Cette détermination prise, nous convînmes que, si notre vieux pilote portugais voulait nous suivre, nous le défraierions jusqu’à Moscou ou jusqu’en Angleterre, comme il lui plairait. Certes nous n’eussions point passé pour généreux si nous ne l’eussions pas récompensé davantage ; les services qu’il nous avait rendus valaient bien cela et au-delà : il avait été non-seulement notre pilote en mer, mais encore pour ainsi dire notre courtier à terre ; et en nous procurant le négociant japonais il avait mis quelques centaines de livres sterling dans nos poches. Nous devisâmes donc ensemble là-dessus, et désireux de le gratifier, ce qui, après tout, n’était que lui faire justice, et souhaitant d’ailleurs de le conserver avec nous, car c’était un homme précieux en toute occasion, nous convînmes que nous lui donnerions à nous deux une somme en or monnayé, qui, d’après mon calcul, pouvait monter à 175 livres sterling, et que nous prendrions ses dépenses pour notre compte, les siennes et celles de son cheval, ne laissant à sa charge que la bête de somme qui transporterait ses effets.
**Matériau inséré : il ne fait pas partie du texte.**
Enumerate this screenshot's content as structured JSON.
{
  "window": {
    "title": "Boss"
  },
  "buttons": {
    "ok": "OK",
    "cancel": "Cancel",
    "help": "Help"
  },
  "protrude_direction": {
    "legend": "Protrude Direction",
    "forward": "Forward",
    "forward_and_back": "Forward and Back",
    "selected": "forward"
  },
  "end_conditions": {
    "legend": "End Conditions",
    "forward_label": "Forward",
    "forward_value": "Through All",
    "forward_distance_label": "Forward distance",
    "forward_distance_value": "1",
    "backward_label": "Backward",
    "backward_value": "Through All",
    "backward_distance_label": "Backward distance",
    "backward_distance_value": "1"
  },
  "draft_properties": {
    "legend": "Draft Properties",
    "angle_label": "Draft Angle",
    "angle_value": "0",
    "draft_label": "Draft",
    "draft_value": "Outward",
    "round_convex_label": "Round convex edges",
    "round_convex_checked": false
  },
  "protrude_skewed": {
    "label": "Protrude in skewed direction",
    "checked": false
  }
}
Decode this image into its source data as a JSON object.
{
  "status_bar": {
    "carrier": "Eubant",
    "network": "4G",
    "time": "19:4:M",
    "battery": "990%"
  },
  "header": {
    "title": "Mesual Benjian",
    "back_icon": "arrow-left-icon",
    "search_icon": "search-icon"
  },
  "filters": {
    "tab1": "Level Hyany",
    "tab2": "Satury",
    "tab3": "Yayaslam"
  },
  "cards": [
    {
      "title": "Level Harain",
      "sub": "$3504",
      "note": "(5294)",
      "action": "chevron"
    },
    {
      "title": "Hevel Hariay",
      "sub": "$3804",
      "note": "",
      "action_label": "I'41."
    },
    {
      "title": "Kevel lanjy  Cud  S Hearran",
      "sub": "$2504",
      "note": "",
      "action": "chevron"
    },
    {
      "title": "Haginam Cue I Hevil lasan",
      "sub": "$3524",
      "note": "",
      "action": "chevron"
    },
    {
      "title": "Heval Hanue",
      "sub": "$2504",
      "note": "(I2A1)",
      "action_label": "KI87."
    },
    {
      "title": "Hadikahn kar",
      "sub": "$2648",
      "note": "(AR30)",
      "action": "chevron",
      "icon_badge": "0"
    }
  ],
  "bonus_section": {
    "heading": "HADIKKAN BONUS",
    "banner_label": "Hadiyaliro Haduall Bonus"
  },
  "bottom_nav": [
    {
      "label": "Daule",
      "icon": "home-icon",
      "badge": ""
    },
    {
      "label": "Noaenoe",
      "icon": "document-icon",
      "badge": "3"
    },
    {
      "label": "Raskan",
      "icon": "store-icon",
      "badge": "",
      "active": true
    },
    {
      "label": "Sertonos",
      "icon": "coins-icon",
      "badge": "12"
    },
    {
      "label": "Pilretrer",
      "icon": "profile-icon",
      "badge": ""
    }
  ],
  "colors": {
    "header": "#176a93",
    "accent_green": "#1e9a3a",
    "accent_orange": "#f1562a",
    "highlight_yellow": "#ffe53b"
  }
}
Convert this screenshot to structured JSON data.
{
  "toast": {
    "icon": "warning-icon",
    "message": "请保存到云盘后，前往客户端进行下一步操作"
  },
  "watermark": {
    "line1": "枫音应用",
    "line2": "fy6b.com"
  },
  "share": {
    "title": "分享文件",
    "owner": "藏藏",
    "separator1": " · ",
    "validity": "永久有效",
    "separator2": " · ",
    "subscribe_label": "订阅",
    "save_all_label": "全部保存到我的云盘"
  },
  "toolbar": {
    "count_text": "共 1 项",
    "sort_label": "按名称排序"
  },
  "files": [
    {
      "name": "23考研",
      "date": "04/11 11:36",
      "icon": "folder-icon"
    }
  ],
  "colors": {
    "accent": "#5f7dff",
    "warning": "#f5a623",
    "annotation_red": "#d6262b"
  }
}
Ayant arrêté ceci entre nous, nous mandâmes le vieux pilote pour lui faire savoir ce que nous avions résolu. — « Vous vous êtes plaint, lui dis-je, d’être menacé de vous en retourner tout seul ; j’ai maintenant à vous annoncer que vous ne vous en retournerez pas du tout. Comme nous avons pris parti d’aller en Europe avec la caravane, nous voulons vous emmener avec nous, et nous vous avons fait appeler pour connaître votre volonté. » — Le bonhomme hocha la tête et dit que c’était un long voyage ; qu’il n’avait point de pécune pour l’entreprendre, ni pour subsister quand il serait arrivé. — « Nous ne l’ignorons pas, lui dîmes-nous, et c’est pourquoi nous sommes dans l’intention de faire quelque chose pour vous qui vous montrera combien nous sommes sensibles au bon office que vous nous avez rendu, et combien aussi votre compagnie nous est agréable. — Je lui déclarai alors que nous étions convenus de lui donner présentement une certaine somme ; qu’il pourrait employer de la même manière que nous emploierions notre avoir, et que, pour ce qui était de ses dépenses, s’il venait avec nous, nous voulions le déposer à bon port, — sauf mort ou événements, — soit en Moscovie soit en Angleterre, et cela à notre charge, le transport de ses marchandises excepté.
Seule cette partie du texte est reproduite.